Here you learn that the library was an RNA-seq library and was sequenced on an Illumina HiSeq 2500. Another key piece of information is the layout, which in this case is single. This means that single read end sequencing was done as opposed to paired-end sequencing. Knowing this information is critical for downstream analysis, as many processing steps treat pair-end data different from single read data.
Now let’s go to Galaxy and use the extract reads function from NCBI SRA Tools to load the data into your Galaxy history. Just type the accession number SRR3741284 into the SRR accession field and hit the execute button.
Before we continue let’s subset our data. We are doing this to make the next steps run faster and to make downloading and uploading files easier, but in real life you would carry out the analysis on the full data set. We can grab the first 100,000 fastq reads with the “Select first” tool under text manipulation tools by changing the default value of 10 to 400,000.
Next, go to Blackboard and download “raw_data.html.” This file was produced by running Fastqc on the data you downloaded from the SRA. Open this file (it should open in your internet browser) and answer the following questions (this reference may be helpful):
What trend do you see in the per base quality report? Do you expect to see this trend in raw fastq data?
Describe the distribution of the per sequence quality score.
Looking at the per base sequence content, overrepresented sequences, and adapter content, what is likely causing the Kmer module to fail?
Examine the duplicate sequence module. Based on this plot, is the library complex?
Considering all the information in the Fastqc report, what parts of your reads would you trim (tail, head, middle etc.)?

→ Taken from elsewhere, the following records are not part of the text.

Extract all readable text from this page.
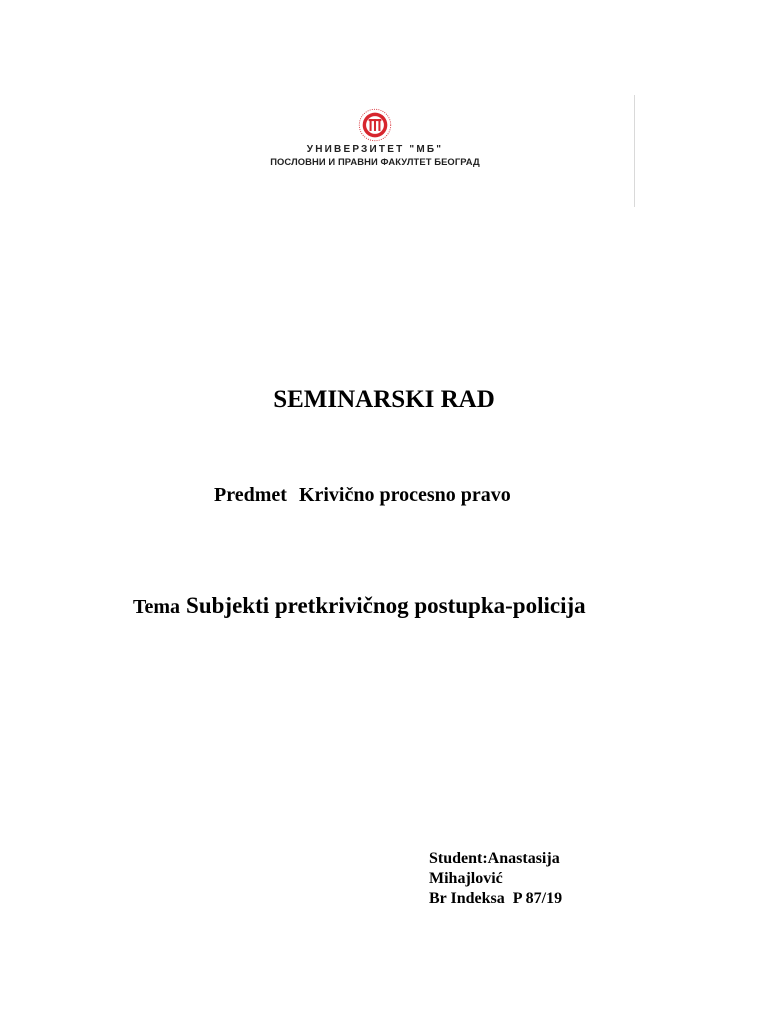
УНИВЕРЗИТЕТ "МБ"
ПОСЛОВНИ И ПРАВНИ ФАКУЛТЕТ БЕОГРАД
SEMINARSKI RAD
Predmet Krivično procesno pravo
Tema Subjekti pretkrivičnog postupka-policija
Student:Anastasija
Mihajlović
Br Indeksa  P 87/19
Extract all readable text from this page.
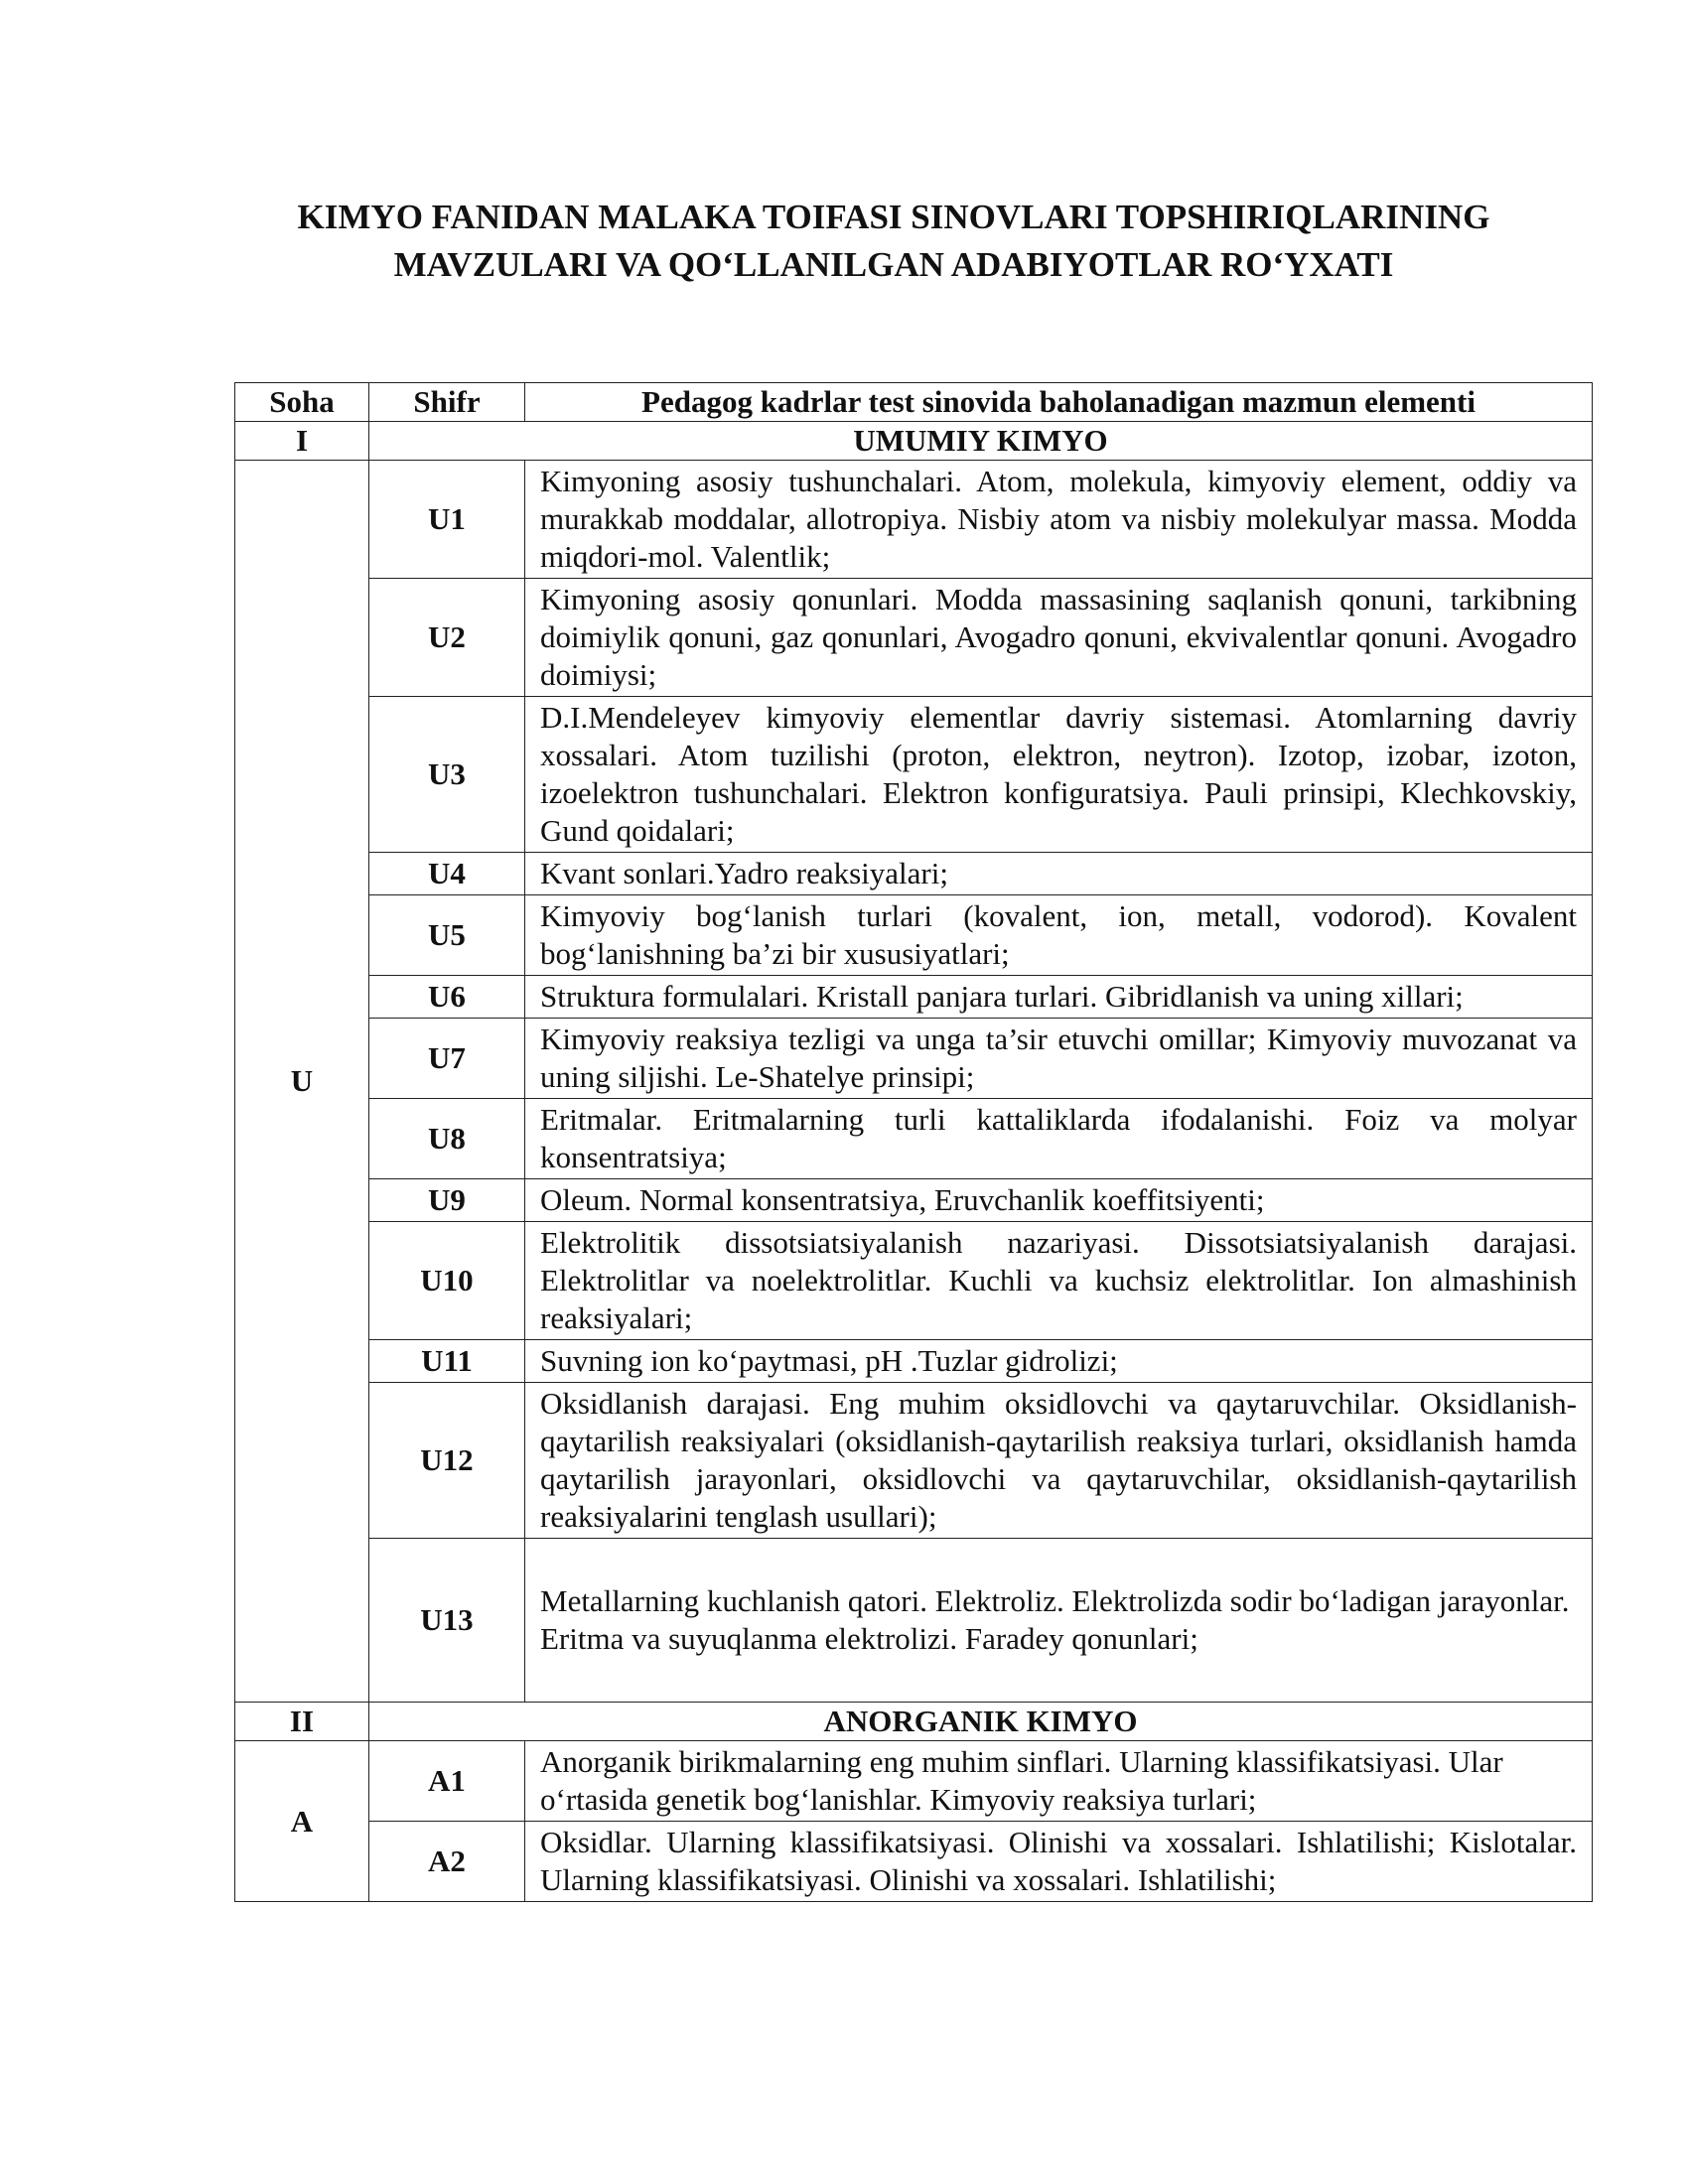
KIMYO FANIDAN MALAKA TOIFASI SINOVLARI TOPSHIRIQLARINING
MAVZULARI VA QO‘LLANILGAN ADABIYOTLAR RO‘YXATI
Soha	Shifr	Pedagog kadrlar test sinovida baholanadigan mazmun elementi
I	UMUMIY KIMYO	
U	U1	Kimyoning asosiy tushunchalari. Atom, molekula, kimyoviy element, oddiy va murakkab moddalar, allotropiya. Nisbiy atom va nisbiy molekulyar massa. Modda miqdori-mol. Valentlik;
	U2	Kimyoning asosiy qonunlari. Modda massasining saqlanish qonuni, tarkibning doimiylik qonuni, gaz qonunlari, Avogadro qonuni, ekvivalentlar qonuni. Avogadro doimiysi;
	U3	D.I.Mendeleyev kimyoviy elementlar davriy sistemasi. Atomlarning davriy xossalari. Atom tuzilishi (proton, elektron, neytron). Izotop, izobar, izoton, izoelektron tushunchalari. Elektron konfiguratsiya. Pauli prinsipi, Klechkovskiy, Gund qoidalari;
	U4	Kvant sonlari.Yadro reaksiyalari;
	U5	Kimyoviy bog‘lanish turlari (kovalent, ion, metall, vodorod). Kovalent bog‘lanishning ba’zi bir xususiyatlari;
	U6	Struktura formulalari. Kristall panjara turlari. Gibridlanish va uning xillari;
	U7	Kimyoviy reaksiya tezligi va unga ta’sir etuvchi omillar; Kimyoviy muvozanat va uning siljishi. Le-Shatelye prinsipi;
	U8	Eritmalar. Eritmalarning turli kattaliklarda ifodalanishi. Foiz va molyar konsentratsiya;
	U9	Oleum. Normal konsentratsiya, Eruvchanlik koeffitsiyenti;
	U10	Elektrolitik dissotsiatsiyalanish nazariyasi. Dissotsiatsiyalanish darajasi. Elektrolitlar va noelektrolitlar. Kuchli va kuchsiz elektrolitlar. Ion almashinish reaksiyalari;
	U11	Suvning ion ko‘paytmasi, pH .Tuzlar gidrolizi;
	U12	Oksidlanish darajasi. Eng muhim oksidlovchi va qaytaruvchilar. Oksidlanish-qaytarilish reaksiyalari (oksidlanish-qaytarilish reaksiya turlari, oksidlanish hamda qaytarilish jarayonlari, oksidlovchi va qaytaruvchilar, oksidlanish-qaytarilish reaksiyalarini tenglash usullari);
	U13	Metallarning kuchlanish qatori. Elektroliz. Elektrolizda sodir bo‘ladigan jarayonlar. Eritma va suyuqlanma elektrolizi. Faradey qonunlari;
II	ANORGANIK KIMYO	
A	A1	Anorganik birikmalarning eng muhim sinflari. Ularning klassifikatsiyasi. Ular o‘rtasida genetik bog‘lanishlar. Kimyoviy reaksiya turlari;
	A2	Oksidlar. Ularning klassifikatsiyasi. Olinishi va xossalari. Ishlatilishi; Kislotalar. Ularning klassifikatsiyasi. Olinishi va xossalari. Ishlatilishi;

Locate the Trimmomatic tool under “NGS: QC and manipulation.” We will use this tool to trim our 100,000 reads and compare the QC results to the raw data QC. Remember our data is not paired end and we definitely want to perform the Illumina clip step. Also, we know that the data came from a single-ended run on an Illumina HiSeq 2500, so we will select “TruSeq3” for the adapter sequences to remove. Everything else will be kept at the default settings.
After trimming, run Fastqc on the trimmomatic trimmed reads. Select “FastQC” under NGS: QC and manipulation and give it your trimmed fastq file.Compare and contrast the fastqc reports from the untrimmed and trimmomatic trimmed reads.